In other words, something is only personal for an instant of time. As soon as the second hand ticks to the next hash mark it’s no longer personal.
This is made worse because online shopping is heavily buying – not shopping. In other words we go to the web to buy and quite often (usually?) do so very quickly.
As a result, by the time algorithms see that I bought a trash can online and decide to send me ads about them, any shopping interest I have is for something OTHER than trash cans (and it’s highly likely what I’m doing on the web isn’t shopping related at all – my mind is not in that space).
There seems to be an assumption that “once a trash can shopper, always a trash can shopper”. For trash cans, that’s the least possible reality.
Yet perhaps there are enthusiast categories that I search (say flyfishing supplies). Except, I’m human. While I might want to look at flyfishing stuff today in a coffee break, tonite I’ll need to be buying a staple for the household and tomorrow I’ll order a new clamp for some work I do in the garage.
So when your agency’s algorithms decide something makes an ad (or email or product recommendation) “relevant” it’s highly likely they’re wrong.
And let me recommend that more scholarly researchers than I take that on – perhaps the Ehrenberg-Bass team. The question being: What percentage of the time is a targeted ad “relevant” to the person receiving it?
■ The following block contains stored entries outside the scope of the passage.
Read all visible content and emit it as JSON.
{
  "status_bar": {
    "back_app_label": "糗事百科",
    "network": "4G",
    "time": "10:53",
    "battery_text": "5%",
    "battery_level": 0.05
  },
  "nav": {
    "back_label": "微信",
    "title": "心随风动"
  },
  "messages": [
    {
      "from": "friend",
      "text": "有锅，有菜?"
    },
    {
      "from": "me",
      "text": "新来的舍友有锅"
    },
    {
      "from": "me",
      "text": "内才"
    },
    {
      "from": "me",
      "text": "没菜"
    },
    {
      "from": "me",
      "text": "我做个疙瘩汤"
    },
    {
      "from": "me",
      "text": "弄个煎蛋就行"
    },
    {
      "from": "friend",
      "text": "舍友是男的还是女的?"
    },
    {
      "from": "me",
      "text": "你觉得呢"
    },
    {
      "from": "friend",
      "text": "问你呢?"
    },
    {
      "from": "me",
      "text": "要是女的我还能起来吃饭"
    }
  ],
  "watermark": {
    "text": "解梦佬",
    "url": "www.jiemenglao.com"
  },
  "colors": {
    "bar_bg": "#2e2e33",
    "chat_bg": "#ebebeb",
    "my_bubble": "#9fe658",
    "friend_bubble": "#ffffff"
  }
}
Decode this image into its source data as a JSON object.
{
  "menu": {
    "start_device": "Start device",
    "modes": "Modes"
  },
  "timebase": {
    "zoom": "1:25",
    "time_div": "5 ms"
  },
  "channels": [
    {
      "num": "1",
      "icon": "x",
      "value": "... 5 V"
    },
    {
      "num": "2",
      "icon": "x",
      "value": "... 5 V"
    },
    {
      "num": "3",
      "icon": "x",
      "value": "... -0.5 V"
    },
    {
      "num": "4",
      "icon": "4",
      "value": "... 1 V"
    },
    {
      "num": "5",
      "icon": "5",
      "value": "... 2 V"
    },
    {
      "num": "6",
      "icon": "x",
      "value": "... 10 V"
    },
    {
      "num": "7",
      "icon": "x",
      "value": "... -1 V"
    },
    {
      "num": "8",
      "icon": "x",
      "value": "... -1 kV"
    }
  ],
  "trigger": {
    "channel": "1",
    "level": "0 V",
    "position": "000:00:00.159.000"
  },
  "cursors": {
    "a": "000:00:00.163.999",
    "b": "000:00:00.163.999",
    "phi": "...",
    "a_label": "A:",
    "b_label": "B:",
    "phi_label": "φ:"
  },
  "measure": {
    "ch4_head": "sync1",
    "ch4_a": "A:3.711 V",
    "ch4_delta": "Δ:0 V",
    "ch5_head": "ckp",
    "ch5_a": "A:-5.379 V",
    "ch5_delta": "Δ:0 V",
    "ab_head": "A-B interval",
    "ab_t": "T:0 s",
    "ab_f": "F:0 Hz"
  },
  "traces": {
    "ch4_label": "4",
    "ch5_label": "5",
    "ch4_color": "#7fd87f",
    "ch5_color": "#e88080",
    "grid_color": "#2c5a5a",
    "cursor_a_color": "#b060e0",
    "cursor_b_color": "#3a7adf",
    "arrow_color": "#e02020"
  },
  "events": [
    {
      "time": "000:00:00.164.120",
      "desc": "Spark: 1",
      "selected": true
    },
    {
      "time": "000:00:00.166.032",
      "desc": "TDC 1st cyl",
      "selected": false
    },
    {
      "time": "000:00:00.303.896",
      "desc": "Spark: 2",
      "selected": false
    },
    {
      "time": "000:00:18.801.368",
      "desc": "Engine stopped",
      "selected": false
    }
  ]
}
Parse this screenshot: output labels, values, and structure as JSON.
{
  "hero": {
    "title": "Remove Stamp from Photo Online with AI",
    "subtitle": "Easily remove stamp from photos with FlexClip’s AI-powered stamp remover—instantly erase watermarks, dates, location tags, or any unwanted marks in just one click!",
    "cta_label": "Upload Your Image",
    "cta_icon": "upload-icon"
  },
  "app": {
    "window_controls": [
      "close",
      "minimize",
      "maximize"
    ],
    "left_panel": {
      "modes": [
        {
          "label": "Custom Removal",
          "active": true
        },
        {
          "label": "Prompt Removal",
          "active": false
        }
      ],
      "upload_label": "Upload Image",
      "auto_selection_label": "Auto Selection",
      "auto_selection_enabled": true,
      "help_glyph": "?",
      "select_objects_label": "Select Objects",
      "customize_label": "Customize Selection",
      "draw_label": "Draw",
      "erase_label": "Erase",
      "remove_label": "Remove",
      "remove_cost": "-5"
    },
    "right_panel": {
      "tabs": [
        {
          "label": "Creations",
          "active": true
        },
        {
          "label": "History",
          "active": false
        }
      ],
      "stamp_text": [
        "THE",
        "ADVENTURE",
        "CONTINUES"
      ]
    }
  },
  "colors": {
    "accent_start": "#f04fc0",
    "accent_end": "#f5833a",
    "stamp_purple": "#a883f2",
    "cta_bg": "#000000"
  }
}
I expect the number is very, very small – as low as 10% of the time it’s relevant.
That said, online direct response marketers DO find that digital retargeting is often a cost effective way to generate online sales.
And that makes sense – but they aren’t justifying their choice as a way to be sure that consumers only see things that are “personal” or “meaningful”. They just know that for every 1000 retargeted ads they feed, a few go to people who are interested and a maybe one of those buys it.
They also don’t really care that their ads were irrelevant or meaningless to over 900 of the people who saw them – as long as the cost per order is right.
So let’s start getting real.
One of the buzzwords about targeting has been that it makes ads “relevant”. Reality of targeting is that algorithm chosen potential consumers are relevant to the advertiser – but the algorithm chosen ad is only relevant to perhaps 4 or 6 people out of 1000.
Online direct response marketers should use these tools – it makes sense to find people who are relevant to you.
Brands or retailers wanting to do something good for your customers: Don’t retarget or feed me ads based on past browsing (or purchase). My past history is not likely to predict my future purchase interests. And that means you run a very high risk of pissing me off and damaging your brand. (I get incredibly tired of weeks of trash can ads just because I accidentally pasted the word “trash can” in a search window.)
If we take care, there are great options for advertising online. Seeing them takes putting a critical eye on what we’re told are “common sense” assumptions about targeting.